Toxoplasma infection can be prevented in large part by:

- cooking meat to a safe temperature (i.e., one sufficient to kill Toxoplasma)
- peeling or thoroughly washing fruits and vegetables before eating
- cleaning cooking surfaces and utensils after they have contacted raw meat, poultry, seafood, or unwashed fruits or vegetables
- pregnant women avoiding changing cat litter or, if no one else is available to change the cat litter, using gloves, then washing hands thoroughly
- not feeding raw or undercooked meat to cats to prevent acquisition of Toxoplasma

Prolonged and intense rainfall periods are significantly associated with the reactivation of toxoplasmic retinochoroiditis. Changes promoted by this climatic condition concern both the parasite survival in the soil as well as a putative effect on the host immune response due to other comorbidities.

==Treatment==
Small extramacular lesions (lesions not threatening vision) may be observed without treatment. Sight-threatening lesions are treated for 4–6 weeks with triple therapy consisting of pyrimethamine, sulfadiazine, and folinic acid. During treatment with pyrimethamine, leukocyte and platelet counts should be monitored weekly. Folinic acid protects against the decrease in platelets and white blood cells induced by pyrimethamine.

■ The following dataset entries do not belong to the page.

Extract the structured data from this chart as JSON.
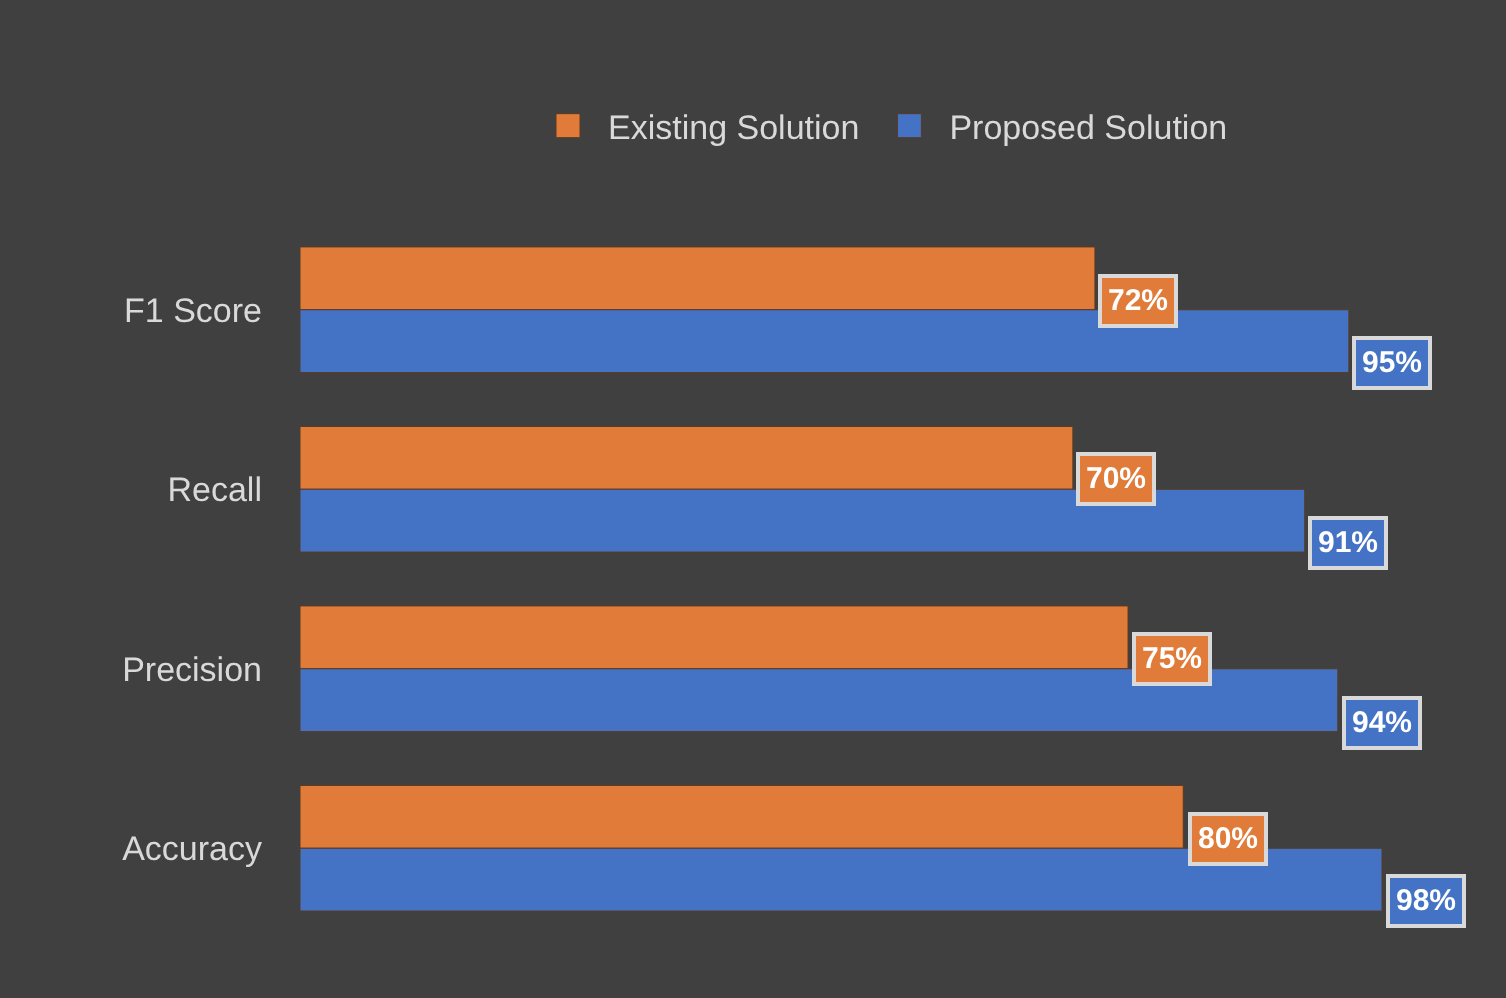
{
  "chart_data": {
    "type": "bar",
    "orientation": "horizontal",
    "categories": [
      "F1 Score",
      "Recall",
      "Precision",
      "Accuracy"
    ],
    "series": [
      {
        "name": "Existing Solution",
        "color": "#e07b39",
        "values": [
          72,
          70,
          75,
          80
        ],
        "value_labels": [
          "72%",
          "70%",
          "75%",
          "80%"
        ]
      },
      {
        "name": "Proposed Solution",
        "color": "#4472c4",
        "values": [
          95,
          91,
          94,
          98
        ],
        "value_labels": [
          "95%",
          "91%",
          "94%",
          "98%"
        ]
      }
    ],
    "legend": "top",
    "grid": false
  }
}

Prednisone may be used for 3–6 weeks to reduce macular or optic nerve inflammation and can be started on day 3 of antibiotic therapy. Corticosteroids should not be used without concurrent antibiotic treatment or in immunocompromised patients due to the risk of exacerbation of the disease. Currently, there is no published evidence from randomized controlled trials demonstrating that corticosteroids would be an effective adjunct for treating ocular toxoplasmosis.

Trimethoprim-Sulfamethoxazole has been shown to be equivalent to triple therapy in the treatment of ocular toxoplasmosis and may be better tolerated. Clindamycin and azithromycin can also be considered as alternative therapies. Spiramycin may be used safely without undue risk of teratogenicity and may reduce the rate of transmission to the fetus.

AIDS patients require chronic maintenance treatment.